Sites et Cités remarquables de France, préoccupée par le manque de sensibilité au Patrimoine, a rédigé une motion

Sites et Cités remarquables de France : "Préoccupée par le manque de sensibilité au Patrimoine"

Réunie en assemblée générale à Paris le 20 avril,  » Sites et Cités Remarquables de France  » qui rassemble la majorité des collectivités locales ayant élaboré des documents d’urbanisme protecteurs du Patrimoine, reconnus par l’État, rappelle dans une motion adoptée à l’unanimité « son engagement permanent en faveur de la protection du patrimoine de nos villes, petites, moyennes et grandes et de son meilleur usage, tant dans le secteur du logement que de la culture, et de l’environnement ou de l’économie du tourisme. »

L’association se félicite de constater l’affirmation d’un renouveau d’intérêt par les Pouvoirs Publics pour la revitalisation des centres anciens par le biais notamment du projet porté par le Ministère de la Cohésion des Territoires sous l’appellation « Action cœur de Ville » et de la reprise du  » Plan national en faveur des nouveaux espaces protégés  » proposé par Yves Dauge. Elle constate que si certaines des collectivités candidates n’ont pas compris les raisons pour lesquelles elles ne figurent pas parmi les 222 qui ont été retenues, elles sont parfaitement légitimes à estimer devoir être également soutenues dans leurs projets urbains, en matière de logement notamment. Les deux tiers de celles-ci n’en sont pas moins des communes qui ont élaboré et mis en œuvre des politiques de protection, le plus souvent d’ailleurs dans une perspective de développement et d’amélioration de la qualité de la vie. 77 villes retenues sont membres de » Sites et Cités remarquables de France « .

L’association tient par contre à exprimer son inquiétude à la lecture des textes qui accompagnent ces projets et qui évoquent fort peu le patrimoine alors qu’ils affichent l’ambition d’accélérer le processus de construction et s’adressent prioritairement à des centres anciens.

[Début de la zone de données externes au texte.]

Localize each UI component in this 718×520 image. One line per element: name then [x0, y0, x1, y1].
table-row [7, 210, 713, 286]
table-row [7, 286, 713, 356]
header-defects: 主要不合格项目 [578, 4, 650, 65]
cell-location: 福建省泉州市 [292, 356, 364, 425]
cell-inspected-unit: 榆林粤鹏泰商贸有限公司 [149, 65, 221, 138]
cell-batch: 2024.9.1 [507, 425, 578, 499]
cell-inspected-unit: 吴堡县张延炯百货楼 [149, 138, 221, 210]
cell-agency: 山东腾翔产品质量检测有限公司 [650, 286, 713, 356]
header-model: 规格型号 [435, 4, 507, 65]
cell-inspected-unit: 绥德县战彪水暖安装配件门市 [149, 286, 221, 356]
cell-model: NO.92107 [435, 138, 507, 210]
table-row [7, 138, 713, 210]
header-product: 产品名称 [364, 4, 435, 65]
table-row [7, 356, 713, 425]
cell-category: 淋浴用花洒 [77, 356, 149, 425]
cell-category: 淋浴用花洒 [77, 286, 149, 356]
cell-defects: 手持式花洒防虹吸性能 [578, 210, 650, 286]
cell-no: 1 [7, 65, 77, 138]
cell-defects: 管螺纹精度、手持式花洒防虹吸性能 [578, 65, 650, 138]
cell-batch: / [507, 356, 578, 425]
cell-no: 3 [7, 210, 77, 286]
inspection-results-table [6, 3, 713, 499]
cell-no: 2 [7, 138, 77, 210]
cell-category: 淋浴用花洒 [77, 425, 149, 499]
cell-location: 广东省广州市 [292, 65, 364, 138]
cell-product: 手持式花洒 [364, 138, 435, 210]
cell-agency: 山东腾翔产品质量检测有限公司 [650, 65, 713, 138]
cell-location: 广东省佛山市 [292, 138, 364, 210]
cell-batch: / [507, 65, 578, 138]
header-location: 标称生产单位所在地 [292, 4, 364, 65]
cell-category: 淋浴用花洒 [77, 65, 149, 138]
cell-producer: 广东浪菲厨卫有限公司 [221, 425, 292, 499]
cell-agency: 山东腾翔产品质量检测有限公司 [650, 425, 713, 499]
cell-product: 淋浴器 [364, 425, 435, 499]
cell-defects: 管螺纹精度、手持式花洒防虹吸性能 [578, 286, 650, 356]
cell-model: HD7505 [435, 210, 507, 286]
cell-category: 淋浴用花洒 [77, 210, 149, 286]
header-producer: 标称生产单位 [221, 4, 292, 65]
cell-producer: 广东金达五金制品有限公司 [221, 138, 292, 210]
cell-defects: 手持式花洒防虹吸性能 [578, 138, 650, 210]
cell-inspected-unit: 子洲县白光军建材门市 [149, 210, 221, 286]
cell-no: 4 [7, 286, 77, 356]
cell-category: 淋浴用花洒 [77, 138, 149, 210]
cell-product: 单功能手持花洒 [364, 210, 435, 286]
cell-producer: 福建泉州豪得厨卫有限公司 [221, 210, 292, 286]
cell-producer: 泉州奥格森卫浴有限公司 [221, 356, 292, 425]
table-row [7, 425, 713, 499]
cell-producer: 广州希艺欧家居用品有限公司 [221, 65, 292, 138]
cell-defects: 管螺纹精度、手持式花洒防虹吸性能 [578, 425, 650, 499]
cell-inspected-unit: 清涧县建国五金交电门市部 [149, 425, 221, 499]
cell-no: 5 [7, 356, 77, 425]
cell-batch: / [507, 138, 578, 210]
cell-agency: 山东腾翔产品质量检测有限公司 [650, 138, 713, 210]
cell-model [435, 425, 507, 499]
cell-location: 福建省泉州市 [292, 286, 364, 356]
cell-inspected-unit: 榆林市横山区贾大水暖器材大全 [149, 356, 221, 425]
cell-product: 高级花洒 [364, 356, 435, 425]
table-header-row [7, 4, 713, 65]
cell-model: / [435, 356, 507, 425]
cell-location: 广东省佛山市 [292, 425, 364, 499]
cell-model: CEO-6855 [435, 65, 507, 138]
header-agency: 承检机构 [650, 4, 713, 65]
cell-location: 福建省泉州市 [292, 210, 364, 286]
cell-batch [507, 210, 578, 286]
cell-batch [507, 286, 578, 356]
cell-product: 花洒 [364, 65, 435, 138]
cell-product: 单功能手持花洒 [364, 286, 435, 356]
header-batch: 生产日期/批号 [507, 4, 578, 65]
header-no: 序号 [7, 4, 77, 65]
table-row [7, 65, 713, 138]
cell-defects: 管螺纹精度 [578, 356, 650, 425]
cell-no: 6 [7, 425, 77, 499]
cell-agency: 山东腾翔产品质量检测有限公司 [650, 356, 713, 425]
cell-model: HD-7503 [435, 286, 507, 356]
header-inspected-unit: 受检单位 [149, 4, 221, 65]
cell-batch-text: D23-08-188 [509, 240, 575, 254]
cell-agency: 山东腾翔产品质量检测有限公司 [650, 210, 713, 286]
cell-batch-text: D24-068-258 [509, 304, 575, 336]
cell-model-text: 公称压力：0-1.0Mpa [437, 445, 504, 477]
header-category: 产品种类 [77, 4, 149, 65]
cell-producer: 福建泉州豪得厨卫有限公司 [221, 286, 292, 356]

Elle s’émeut tout particulièrement du projet de suppression de  » l’avis conforme  » de l’architecte des Bâtiments de France. Bien que limitée, dans le texte initial du Gouvernement à des cas de péril ou d’insalubrité, elle dénote une approche erronée des difficultés qui ralentissent le processus de construction en les faisant reposer sur un délai d’instructions trop important. Or ce délai est, pour les déclarations préalables, limité à un mois comme pour tous les services extérieurs consultés et à deux mois pour les permis de construire comme pour les services de sécurité et d’accessibilité. Les décisions des architectes des Bâtiments de France n’ont fait l’objet en 2016 que de 205 recours devant les commissions concernées sur 200 000 dossiers examinés, soit 0, 01 % des cas, avec confirmation de l’avis de l’ABF pour 165 d’entre eux.

 » Sites et Cités remarquables de France « , qui s’interroge par ailleurs sur les motifs qui pourraient justifier – dans certains cas – la suppression des concours d’architectes et leur remplacement par une désignation directe par le maitre d’ouvrage, appelle l’attention du Président de la République, du Premier Ministre et des Ministres concernés ainsi que des parlementaires sur les conséquences qui pourraient découler d’un relâchement du principe de vérification du respect des règles d’urbanisme et des marchés publics par des services neutres. Il est utile de rappeler que ces règles ont été élaborées en réaction, pour les premières, aux démolitions abusives et, pour les secondes, aux excès et à des pratiques contestées d’attribution des marchés.